Önce Gazeteci Erdem Atay'ın, sonrasında bu satırların yazarının yaşananları duyurması, kamuoyunda adeta infial yarattı. Peşi sıra, Büyükışık'ın her defasında bir kez daha evlat acısını yaşamasına neden olan farklı televizyon kanallarında yayımlanan programlar sayesinde olayın boyutları değişiverdi.

Baba Büyükışık'ın sesini duymayanlar veya duymamazlıktan gelenler, baş gösteren infial sonrasında kapalı kapılarını açtılar, acılı babaya destek için çaba göstermeye başladılar.

(Yeri gelmişken; her ne kadar çok eleştirilse de mesleğimizin güzel yanı budur. Mağdura / mağdurlara ses olmak, onlar adına dokunuşlar yapmak, sonuca ulaşmalarına katkı sağlamak...)

Ve, bir süredir dosyada sonuç odaklı önemli gelişmeler yaşanıyor.
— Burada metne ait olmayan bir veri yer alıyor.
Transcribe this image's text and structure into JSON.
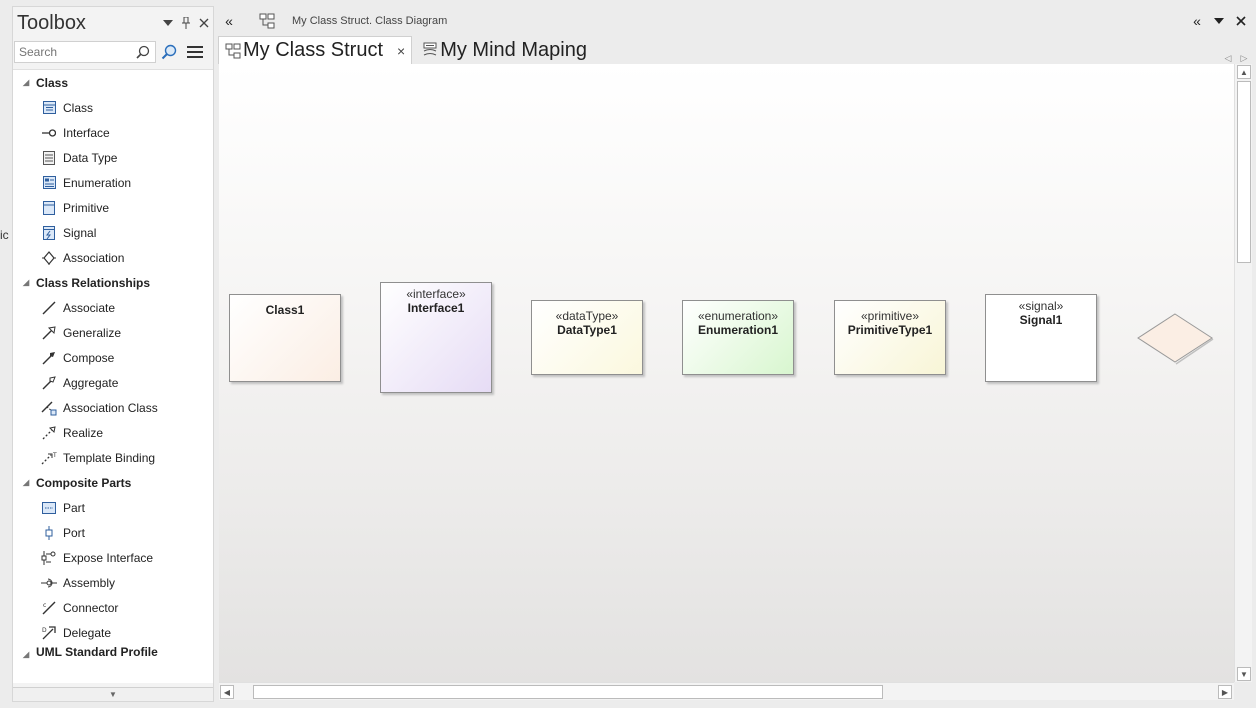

Özellikle Adalet Bakanlığı cenahında.

Bakan Yılmaz Tunç'un girişimleriyle İzmir - Ankara hattındaki ve halen soru işaretleri var olan olayla ilgili dosyayı yeniden ele aldı.

Kanun yararına bozma kararı

Büyükışık'ın, sürecin kamuoyuna yansıması sonrasında yaptığı görüşmelerin akabinde Adalet Bakanlığı, soruşturma dosyasını İzmir Cumhuriyet Başsavcılığı'ndan Ankara'ya aldı. Bakanlık uzmanlarının dosya üzerinde çalışmasını tamamlamasıyla birlikte Adalet Bakanlığı, "kanun yararına bozma kararı" verip yeniden yargılama yapılması için dosyayı Yargıtay Cumhuriyet Başsavcılığı'na gönderdi.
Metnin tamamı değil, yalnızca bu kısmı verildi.